Making Style Work Conference 

Call for Proposals

Co-sponsored by the Yale University Labor and Film Working Group, Yale Whitney Humanities Center, the Yale Film and Media Studies Department

Saturday, April 13, 2024

Humanities Quadrangle 136

Yale University

Submission Deadline: Friday, December 15, 2023 by midnight

In the realm of aesthetics, stylistic choices have had a direct bearing on the figuration of labor and
labor-power within the works themselves. Whether Neorealist or Expressionist, Dogme or Cinema
Novo, the sense of style sits uneasily between genre-claims and tautologies about authorship. For
Bourdieu, style is a cognitive acquirement that performs a “decoding operation” (1984). In Dick
Hebdige’s analysis of subcultures, stylistic choices are the medium through which subjects
communicate a sense of oppositionality and subversion (1979). Style can be thought of as a form of
processual representation that depicts work “as approaching the magic standard of zero labor”
(Skvirsky 2020). And perhaps the question of style can be understood as gimmicky, “simultaneously
overperforming and underperforming” (Ngai 2020). How do the problems of style reveal something
about the collective media arts and their labor(s)?

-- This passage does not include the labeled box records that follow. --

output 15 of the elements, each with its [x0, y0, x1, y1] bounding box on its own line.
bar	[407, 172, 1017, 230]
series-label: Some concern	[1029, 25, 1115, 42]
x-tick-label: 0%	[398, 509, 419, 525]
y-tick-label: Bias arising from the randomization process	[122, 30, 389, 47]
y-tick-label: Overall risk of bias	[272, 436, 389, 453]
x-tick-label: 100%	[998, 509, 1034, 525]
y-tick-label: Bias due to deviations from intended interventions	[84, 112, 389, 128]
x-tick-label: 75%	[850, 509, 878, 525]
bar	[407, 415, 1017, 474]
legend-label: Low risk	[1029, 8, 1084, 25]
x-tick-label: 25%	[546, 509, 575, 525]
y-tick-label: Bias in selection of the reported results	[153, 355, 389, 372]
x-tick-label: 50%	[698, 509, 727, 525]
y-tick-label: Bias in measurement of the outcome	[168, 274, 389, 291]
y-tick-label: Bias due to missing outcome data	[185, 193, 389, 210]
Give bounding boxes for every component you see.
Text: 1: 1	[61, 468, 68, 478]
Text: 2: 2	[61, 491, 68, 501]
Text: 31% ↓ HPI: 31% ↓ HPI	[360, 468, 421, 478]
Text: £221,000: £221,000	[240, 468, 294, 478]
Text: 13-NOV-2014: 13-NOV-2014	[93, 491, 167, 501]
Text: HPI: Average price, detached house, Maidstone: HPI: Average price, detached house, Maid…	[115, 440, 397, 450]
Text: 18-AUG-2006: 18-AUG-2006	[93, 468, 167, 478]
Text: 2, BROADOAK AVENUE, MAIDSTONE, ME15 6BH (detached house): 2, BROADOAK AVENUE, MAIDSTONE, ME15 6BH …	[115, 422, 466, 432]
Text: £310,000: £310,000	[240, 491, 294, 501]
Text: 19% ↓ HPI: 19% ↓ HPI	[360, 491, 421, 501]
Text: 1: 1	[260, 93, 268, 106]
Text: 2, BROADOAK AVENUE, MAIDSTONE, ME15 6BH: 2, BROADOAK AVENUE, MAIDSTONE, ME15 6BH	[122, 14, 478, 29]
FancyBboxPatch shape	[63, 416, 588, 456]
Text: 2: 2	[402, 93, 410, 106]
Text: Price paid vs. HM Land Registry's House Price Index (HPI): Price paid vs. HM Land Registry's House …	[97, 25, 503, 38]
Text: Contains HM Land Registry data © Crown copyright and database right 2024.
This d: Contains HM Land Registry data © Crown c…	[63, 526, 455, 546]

The question of style has been oft-elided. What is the relationship between the film’s production and
the field within which it is interpreted? The Making Style Work Conference invites papers across the
humanities that investigate style and labor. We especially welcome submissions on media production
outside the Anglophone and Western European context.

We encourage presentations on topics related to stylizing and stylistics of labor and media. Possible topics include (but are not limited to):

  • Genre and generic depictions of labor

  • Ethics of representation

  • Strikes and unionization on and off-screen

  • Repetition and ritual

  • Collaboration in filmmaking

  • Slow cinema

  • Badness and its purposes

  • Imperfect cinema

  • Usefulness/uselessness

  • Overperforming/underperforming

  • Depictions of sex work

  • Industrial video

  • Vernacular film

Submission Guidelines

To submit a proposal, please include the following information in one document: proposals for 20 minute presentations (300 words), paper title, and biography (100 words). Please send proposals by email to laborandfilmconference@gmail.com. The deadline for submissions is Friday, December 15, 2023 by midnight. Successful proposals will be notified by January 27, 2023.

About the Yale Labor and Film Working Group:

The Labor and Film Working Group presents an opportunity to consider film and moving image-genres explicitly thematizing or operationalized within the workplace or forms of labor. The depiction of the laboring subject on screen is fraught with myriad socio-historical concerns, and the working group aims to explore these intersections between the depicted work and themes such as the classification of labor and the question of “domestic work;” filmmaking practice as work or the labor surrounding cinematic production; the cinematic forging of, and investigation into postcolonial identity; issues of modernizing technology and the development of the city; unemployment; gendered, racialized, and sexualized workplace dynamics; migration; and, indeed, the historical development of the very concept of who is considered a “worker” and what is considered “work.” These questions also help to outline labor as a throughline in longstanding discussions of aesthetic and theoretical questions about film’s representational and social capacities as a medium.

The Labor and Film Working Group convenes for a standing discussion on where labor fits into the rest of film/media study and history. We screen and discuss moving image-genres explicitly thematizing or operationalized within the workplace, read the history of film theory and authorship against its labor history, and broadly think about how to articulate the link between labor and media in the constitution of aesthetic categories.